Also Not Amused by Letterman: Flight Attendants

Date: June 12, 2009
Type: Media Article

Source: Politics Daily
Author: Mary Winter

Alaska Gov. Sarah Palin and TV Late Show host David Letterman had a big dust-up this week. It went something like this:

You look like a slut.
Do not.
You're a pervert.
Am not.
I never said your daughter got knocked up.
Did too.

The three-day spat was cheap and tawdry, with similarities to a big, juicy, name-calling fight on the playground. Naturally, we ate it up. TV talkers, reporters, bloggers and websites weighed in. Thousands of Americans emoted on the Internet, defending the Palins and hurling invective at Letterman, and vice versa. Seems everyone joined the fray, except the people Letterman insulted in the first place – flight attendants.

Letterman started the brouhaha on Monday night when he said that the Alaska governor had the look of a "slutty flight attendant." Things went even further downhill when he joked about a Palin daughter being "knocked up" by Yankees third-baseman Alex Rodriguez.

Sarah and Todd Palin definitely weren't laughing as they lasered in like black bear on Coho salmon. "Any 'jokes' about raping my 14-year-old are despicable," Todd Palin said in a statement on Facebook the next day.
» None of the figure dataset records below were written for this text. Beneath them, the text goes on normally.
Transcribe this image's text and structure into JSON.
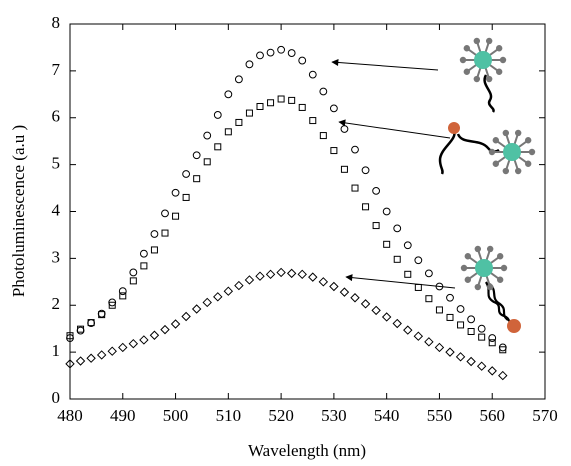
{
  "chart_data": {
    "type": "scatter",
    "x_label": "Wavelength (nm)",
    "y_label": "Photoluminescence (a.u )",
    "x": [
      480,
      482,
      484,
      486,
      488,
      490,
      492,
      494,
      496,
      498,
      500,
      502,
      504,
      506,
      508,
      510,
      512,
      514,
      516,
      518,
      520,
      522,
      524,
      526,
      528,
      530,
      532,
      534,
      536,
      538,
      540,
      542,
      544,
      546,
      548,
      550,
      552,
      554,
      556,
      558,
      560,
      562
    ],
    "series": [
      {
        "marker": "circle",
        "color": "#000000",
        "values": [
          1.3,
          1.46,
          1.62,
          1.82,
          2.06,
          2.3,
          2.7,
          3.1,
          3.52,
          3.96,
          4.4,
          4.8,
          5.2,
          5.62,
          6.06,
          6.5,
          6.82,
          7.14,
          7.33,
          7.39,
          7.45,
          7.38,
          7.22,
          6.92,
          6.56,
          6.2,
          5.76,
          5.32,
          4.88,
          4.44,
          4.0,
          3.64,
          3.28,
          2.96,
          2.68,
          2.4,
          2.16,
          1.92,
          1.7,
          1.5,
          1.3,
          1.1
        ]
      },
      {
        "marker": "square",
        "color": "#000000",
        "values": [
          1.35,
          1.49,
          1.63,
          1.8,
          2.0,
          2.2,
          2.52,
          2.84,
          3.18,
          3.54,
          3.9,
          4.3,
          4.7,
          5.06,
          5.38,
          5.7,
          5.9,
          6.1,
          6.24,
          6.32,
          6.4,
          6.37,
          6.22,
          5.94,
          5.62,
          5.3,
          4.9,
          4.5,
          4.1,
          3.7,
          3.3,
          2.98,
          2.66,
          2.38,
          2.14,
          1.9,
          1.74,
          1.58,
          1.44,
          1.32,
          1.2,
          1.05
        ]
      },
      {
        "marker": "diamond",
        "color": "#000000",
        "values": [
          0.75,
          0.81,
          0.87,
          0.94,
          1.02,
          1.1,
          1.18,
          1.26,
          1.36,
          1.48,
          1.6,
          1.76,
          1.92,
          2.06,
          2.18,
          2.3,
          2.42,
          2.54,
          2.62,
          2.66,
          2.7,
          2.68,
          2.66,
          2.6,
          2.5,
          2.4,
          2.28,
          2.16,
          2.03,
          1.89,
          1.75,
          1.61,
          1.47,
          1.34,
          1.22,
          1.1,
          1.0,
          0.9,
          0.8,
          0.7,
          0.6,
          0.5
        ]
      }
    ],
    "xlim": [
      480,
      570
    ],
    "xticks": [
      480,
      490,
      500,
      510,
      520,
      530,
      540,
      550,
      560,
      570
    ],
    "ylim": [
      0,
      8
    ],
    "yticks": [
      0,
      1,
      2,
      3,
      4,
      5,
      6,
      7,
      8
    ],
    "grid": false
  }
}
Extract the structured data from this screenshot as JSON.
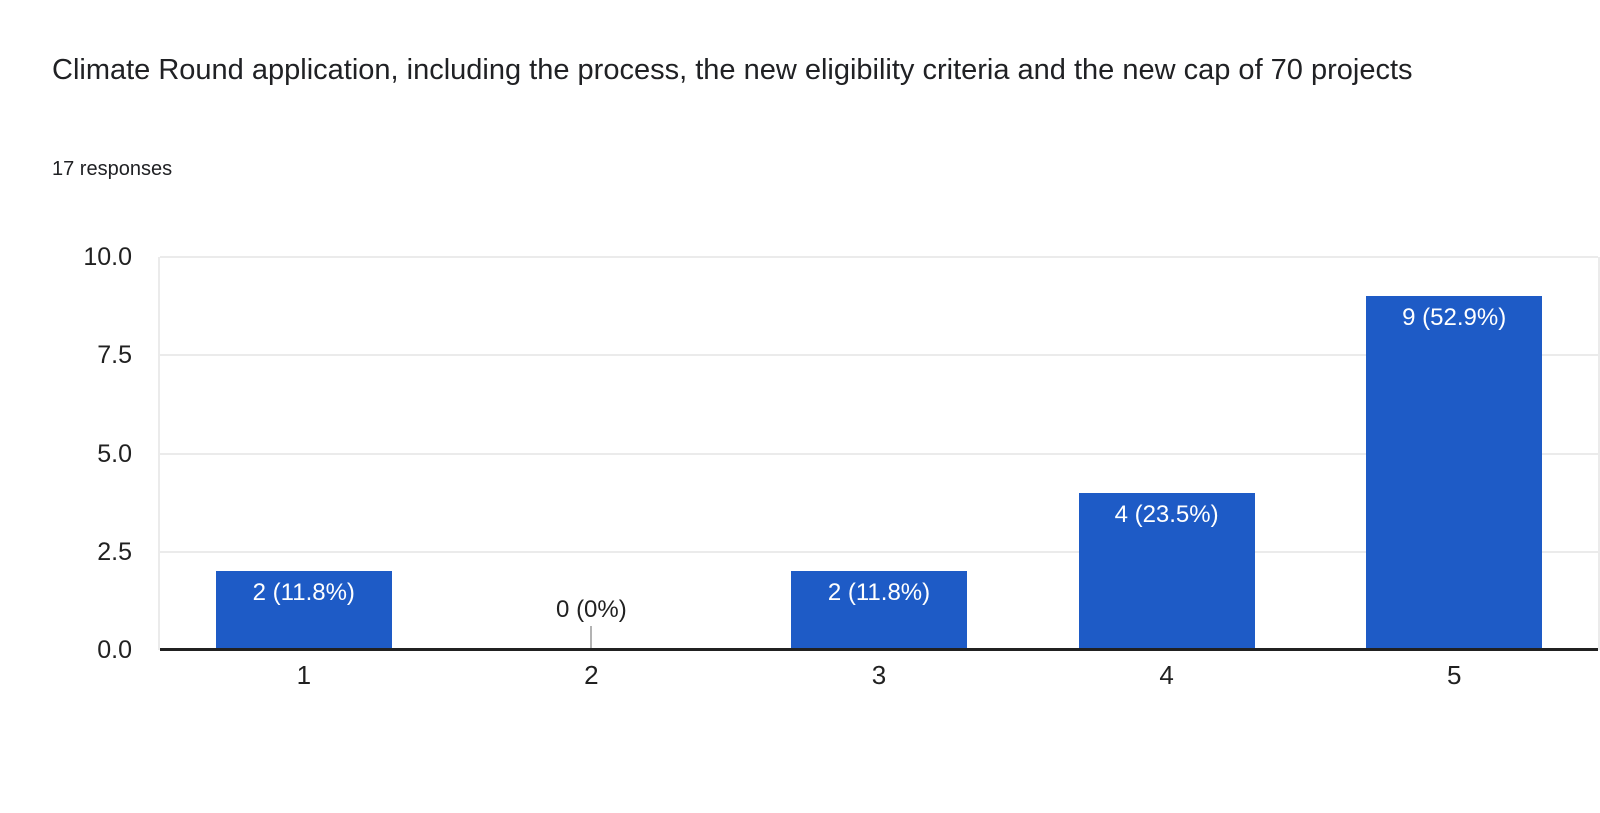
{
  "header": {
    "title": "Climate Round application, including the process, the new eligibility criteria and the new cap of 70 projects",
    "responses_label": "17 responses"
  },
  "chart_data": {
    "type": "bar",
    "title": "Climate Round application, including the process, the new eligibility criteria and the new cap of 70 projects",
    "subtitle": "17 responses",
    "categories": [
      "1",
      "2",
      "3",
      "4",
      "5"
    ],
    "values": [
      2,
      0,
      2,
      4,
      9
    ],
    "value_labels": [
      "2 (11.8%)",
      "0 (0%)",
      "2 (11.8%)",
      "4 (23.5%)",
      "9 (52.9%)"
    ],
    "percentages": [
      11.8,
      0,
      11.8,
      23.5,
      52.9
    ],
    "total_responses": 17,
    "xlabel": "",
    "ylabel": "",
    "ylim": [
      0,
      10
    ],
    "yticks": [
      "0.0",
      "2.5",
      "5.0",
      "7.5",
      "10.0"
    ],
    "grid": true,
    "legend": "none",
    "colors": {
      "bar": "#1E5BC6",
      "bar_label_text": "#FFFFFF",
      "zero_label_text": "#212121",
      "zero_stub": "#B3B3B3",
      "axis_line": "#212121",
      "gridline": "#EBEBEB",
      "tick_text": "#212121",
      "title_text": "#202124"
    }
  }
}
But also not amused are flight attendents. Were they offended by Letterman's slur? "Yes – and I'm speaking as a MALE flight attendant here," said Ken Kyle, president of the 1,200-member Denver chapter of the Association of Flight Attendants-CWA United Airlines. "We've fought the TV stereotype for so many years, and quite honestly, it's objectionable when you put it in light of (flight attendants' heroic actions during) 9/11 and more recently, the professionalism of the US Airways attendants during the emergency landing on the Hudson River."

Jokes and sexual innuendos take a long-term toll, said Kyle."They desensitize the public to the very important safety role we fill. Sure, we are sensitive to any comment we believe demeans a job we feel is important, especially the safety aspect of it." They also hit attendants in the pocket book, he said. "We face a lot of pressures – from the public and from the corporate level -- and to minimize and devalue (our) job classification makes it much more difficult for us to fight for a pay raise." People don't think about that, in part because attendants do their jobs so well. "But I bet if you asked the passengers on the Hudson River flight, they would have voted to give attendants a raise."